I adapted the Faber method using strategies suggested in Music in Special Education by Adamek and Darrow.

Participation: Change expectation of level of participation — The studio I worked for had practice challenges where students could set goals for practicing to get prizes. I adapted the level of participation in practice challenges to suit my students’ abilities. Be careful to not make your student appear “too special” by highlighting the learning differences and adaptations.


Input: Adapt the way instruction is delivered — Give instructions that are concrete and simple, with just one or two steps. Repeat your simple directions using the same words as often as needed, so that students with processing difficulties are only having to process one direction at a time. Provide cues to help them focus, like pointing or color-coding.


Modalities: Use several, like visual, auditory, kinesthetic — The more senses you can use in the learning experience, the more chances your student will have to learn the material. For example, when teaching quarter notes, count verbally while pointing to the notes when the student is clapping or marching to the beat.

Output: Adapt how the students can respond to instruction — Instead of requiring the student to count and play at the same time, perhaps the student can demonstrate understanding by counting first and then playing the rhythm while you count. Reduce the requirements or skills needed to pass the song. Give the option of responding verbally or through movement or demonstration of the skill. Also, use augmentative and assisted communication, like picture symbols or communication devices.

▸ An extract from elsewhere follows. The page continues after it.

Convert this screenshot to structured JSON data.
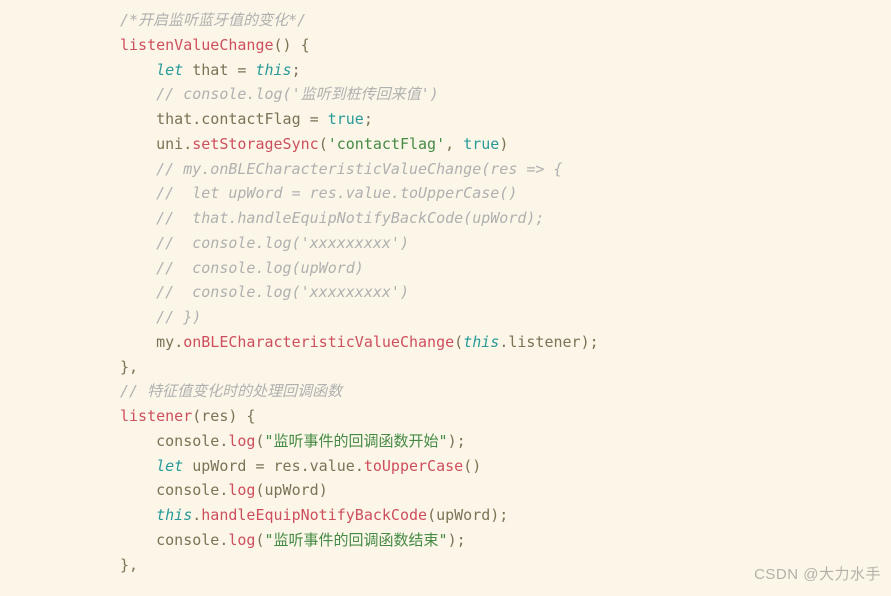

Difficulty: Adapt the skill level, type of problem, or the rules on how a student may approach a task — Color-coding or writing out the letter names over each note can help students learn to read music. You may also need to adapt the arrangement of the music by simplifying the rhythms or giving additional structure or cues, like singing the note names in rhythm while the student plays.


Time: Adapt amount of time allotted for completing a task, taking a test, or learning a new skill — allow for additional time to complete tasks and add supplementary material to continue learning the concept on different songs.

Alternate goals: Use the same materials, but adapt the goals — The song might call for a specific hand position or fingering, but your student might benefit from a goal of playing the rhythm correctly, rather than playing with the correct fingering.

Manage the physical space: Adapt the lesson environment to suit the needs of the student — As much as you can, remove distractions from the learning environment. You might also build in some time for fidgeting or distractions. So after the five-finger C-position warm up, the student can play any notes for 10 seconds, while you find the song in the lesson book. Or after playing and saying the letter names, the student can stand up and pace while you write out practice directions.


Level of support: Offer opportunities to make choices and take risks — Let the student choose which song to play first or whether to start with letter names or counts. Give the student a choice of two songs for a recital. Students with disabilities or learning differences may need additional time, additional support, or other adaptations to complete a task, but there are many things that the student should be able to do rather than having everything done for him or her.

These strategies work for regular classrooms or other lessons besides piano.